Maliye’nin bu konuda verdiği bazı özelgelerin özetleri aşağıda yer alıyor:
“Söz konusu Anahtar Teslimi İnşaat Yapım Sözleşmesinde, sözleşme konusu inşaat taahhüt işi için belirlenen bedele KDV nin dahil olduğuna dair bir belirleme yer almadığından, sözleşmede tespit edilen bedel üzerinden ayrıca KDV hesaplanması gerekmektedir.” (GİB. İstanbul VDB.nin 16.01.2018 tarihli ve 39044742-130-50181 sayılı özelgesi).
“Söz konusu Düzenleneme Şeklinde Taşınmaz Satış Vaadi ve Arsa Payı Karşılığı İnşaat Sözleşmesinde, sözleşme konusu inşaat taahhüt işi için belirlenen bedele KDV'nin dâhil olduğuna dair bir belirleme yer almadığından, sözleşmede tespit edilen bedel üzerinden ayrıca KDV hesaplanması gerekmektedir.” (GİB. İstanbul VDB.nin 17.05.2019 tarihli ve 39044742-130 E.420265 sayılı özelgesi).
“Teslim bedeli + KDV şeklinde düzenlenen ... Semt Polikliniği İnşaatına Ait Yapım İşi Sözleşmesinin 8.1. maddesinde gösterilen 1.271.186,44 TL’nin şirketinize yapılan hizmetin karşılığını oluşturan bedel sayılması ve KDV’nin bu bedel üzerinden ayrıca hesaplanması gerekmektedir.” (MB. GİB. Ankara VDB.nin 05.09.2011 tarihli ve B.07.1.GİB.4.06.17.01-KDV-2:2010-14020-03-682 sayılı Özelgesi)
PEKİ, BU KONUDA YARGININ BİR GÖRÜŞÜ VAR MI?
Taraflar arasındaki KDV konusu esas itibariyle alacak verecek meselesi olduğundan, bir ihtilaf olması halinde, konu vergi hukukundan çok borçlar hukukunu ilgilendiriyor. Yani, bu konuda açılacak davalara Danıştay değil, Yargıtay bakıyor.
Yargıtay’ın yerleşik hale gelen içtihadı ise; “KDV’nin sorumlusu alıcı ise de, satış sözleşmesinde ve satış bedelinin pazarlığı sırasında bu konu gündeme getirilmemiş ise KDV’nin satış bedeli içinde olduğunun kabul edilmesi gerektiği, yani tarafların sözleşme aşamasında, satış bedeline KDV’nin de dahil olup olmadığına dair bir kararlaştırmada bulunmamaları halinde satıcının KDV’yi satış bedelinden ayrıca gösterip alıcıdan isteyemeyeceği” doğrultusunda (Yargıtay Hukuk Genel Kurulu’nun 13.10.2004 tarih ve E. 2004/19-456, K. 2004/531 sayılı Kararı).
SONUÇ OLARAK;
Sözleşmenin tarafları arasında ileride sorun yaşanmaması için, sözleşmeye, bedele KDV’nin dahil mi hariç mi olduğuna ilişkin açık bir hükmün konulması gerekiyor.
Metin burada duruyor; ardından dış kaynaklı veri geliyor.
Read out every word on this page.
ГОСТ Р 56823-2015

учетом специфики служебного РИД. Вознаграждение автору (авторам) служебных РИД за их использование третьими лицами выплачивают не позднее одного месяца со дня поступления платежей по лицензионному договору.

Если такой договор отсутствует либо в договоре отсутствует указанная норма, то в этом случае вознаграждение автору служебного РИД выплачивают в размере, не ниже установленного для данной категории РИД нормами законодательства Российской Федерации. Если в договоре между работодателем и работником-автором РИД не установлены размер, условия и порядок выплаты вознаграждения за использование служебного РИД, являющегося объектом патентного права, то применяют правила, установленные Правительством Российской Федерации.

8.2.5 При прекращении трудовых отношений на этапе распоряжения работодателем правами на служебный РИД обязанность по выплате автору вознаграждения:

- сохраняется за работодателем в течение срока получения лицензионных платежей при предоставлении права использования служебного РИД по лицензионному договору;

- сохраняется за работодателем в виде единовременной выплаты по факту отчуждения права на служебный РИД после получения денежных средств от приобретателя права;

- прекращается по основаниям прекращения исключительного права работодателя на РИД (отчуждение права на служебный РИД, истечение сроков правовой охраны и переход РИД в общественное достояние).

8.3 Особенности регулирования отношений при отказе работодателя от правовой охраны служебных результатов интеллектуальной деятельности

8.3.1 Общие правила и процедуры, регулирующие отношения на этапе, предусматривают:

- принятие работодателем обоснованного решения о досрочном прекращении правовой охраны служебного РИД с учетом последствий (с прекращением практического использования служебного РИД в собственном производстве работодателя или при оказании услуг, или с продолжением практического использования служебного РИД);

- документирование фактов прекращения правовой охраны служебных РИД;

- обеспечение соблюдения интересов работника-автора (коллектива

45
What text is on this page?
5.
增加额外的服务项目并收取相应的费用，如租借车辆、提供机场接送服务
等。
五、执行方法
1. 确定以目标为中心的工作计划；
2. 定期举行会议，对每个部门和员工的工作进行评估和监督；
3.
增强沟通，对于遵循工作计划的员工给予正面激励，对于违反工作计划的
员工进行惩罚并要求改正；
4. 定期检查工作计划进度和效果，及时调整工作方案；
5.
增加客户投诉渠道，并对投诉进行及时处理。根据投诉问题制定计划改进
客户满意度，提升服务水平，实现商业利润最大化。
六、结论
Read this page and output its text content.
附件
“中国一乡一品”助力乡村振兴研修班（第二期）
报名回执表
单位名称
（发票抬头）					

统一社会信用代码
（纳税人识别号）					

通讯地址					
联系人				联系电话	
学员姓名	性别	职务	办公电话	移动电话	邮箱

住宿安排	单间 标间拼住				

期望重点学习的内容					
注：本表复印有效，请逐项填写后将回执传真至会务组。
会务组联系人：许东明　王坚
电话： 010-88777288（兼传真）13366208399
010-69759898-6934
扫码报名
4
Geldiğimiz noktada bu konu çok önemli. Aksi halde, istenmeyen olaylar yaşanıyor, ihtilaflar çıkıyor. Artık buna bir son verilmesi gerekiyor. Israrla bu hususun belirtilmesinden kaçınılıyorsa, fatura tutarı ve KDV’si, satıcı yönünden bir alacak niteliğinde olduğundan, ihtilaf halinde bunun Borçlar Hukuku kuralları çerçevesinde çözümlenmesi gerekiyor. Bu konuda da yargının görüşü açık ve alıcı lehine, yani KDV’nin bedele dahil olduğu yönünde.
Ben de, sözleşmeye, bedele KDV’nin dahil mi hariç mi olduğuna ilişkin olarak açık bir ifade konulması gerektiğini düşünüyor ve tavsiye ediyorum.